Na prática, esses textos significam muito pouco, mas expõem a questão "étnica" à qual se referiu Chico Alencar. Eles desnudam o tratamento diferenciado na tal faxina de Dilma. Quem é puro-sangue, ou melhor, sangue-azul, é digno de lamentações – já os vira-latas...

Afinal de contas, é bem mais fácil brigar com os cachorros pequenos. Não que o PR não mereça um puxão de orelha, mas o partido não tem condições numéricas de peitar o Planalto no Congresso Nacional. Por isso reagiu vergonhosamente posicionando-se apenas como "independente" (leia-se amigo colorido do governo), ao invés de partir direto para a oposição.

Mas há uma metáfora ainda melhor. A diferença de tratamento fica mais evidente na destinação do material expurgado na limpeza. Quando se trata de PT e PMDB, tudo é reciclável, enquanto o resto é lixo úmido, vai para a vala comum.

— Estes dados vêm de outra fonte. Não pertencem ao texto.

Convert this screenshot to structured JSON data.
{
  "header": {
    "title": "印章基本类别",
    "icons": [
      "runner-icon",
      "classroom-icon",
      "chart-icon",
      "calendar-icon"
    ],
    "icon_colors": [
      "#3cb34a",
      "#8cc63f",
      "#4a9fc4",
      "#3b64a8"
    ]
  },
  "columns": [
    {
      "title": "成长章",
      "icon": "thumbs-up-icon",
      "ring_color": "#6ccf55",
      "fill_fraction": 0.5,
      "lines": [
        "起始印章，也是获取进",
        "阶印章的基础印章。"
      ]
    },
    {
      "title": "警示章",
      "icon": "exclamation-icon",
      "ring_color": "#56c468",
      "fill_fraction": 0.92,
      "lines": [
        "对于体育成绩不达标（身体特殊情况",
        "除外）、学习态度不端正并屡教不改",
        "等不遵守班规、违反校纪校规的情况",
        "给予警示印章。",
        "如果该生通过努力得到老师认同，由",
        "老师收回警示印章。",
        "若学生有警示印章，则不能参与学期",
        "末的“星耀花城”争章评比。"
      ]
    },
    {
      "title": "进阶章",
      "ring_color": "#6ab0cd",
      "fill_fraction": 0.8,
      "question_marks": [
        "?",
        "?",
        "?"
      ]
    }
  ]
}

Foi exatamente o que aconteceu com a troca na Agricultura. Saiu um apadrinhado do vice-presidente Michel Temer e quem indicou o substituto, Mendes Ribeiro, foi a bancada peemedebista na Câmara dos Deputados. Para quem não lembra, Temer presidia o PMDB e a Câmara dos Deputados até o ano passado.

Assim fica difícil saber até onde vai a faxina de Dilma. É louvável que a presidente se coloque como alguém intolerante à corrupção. Preocupante é não ter certeza do que ela realmente entende como sujeira.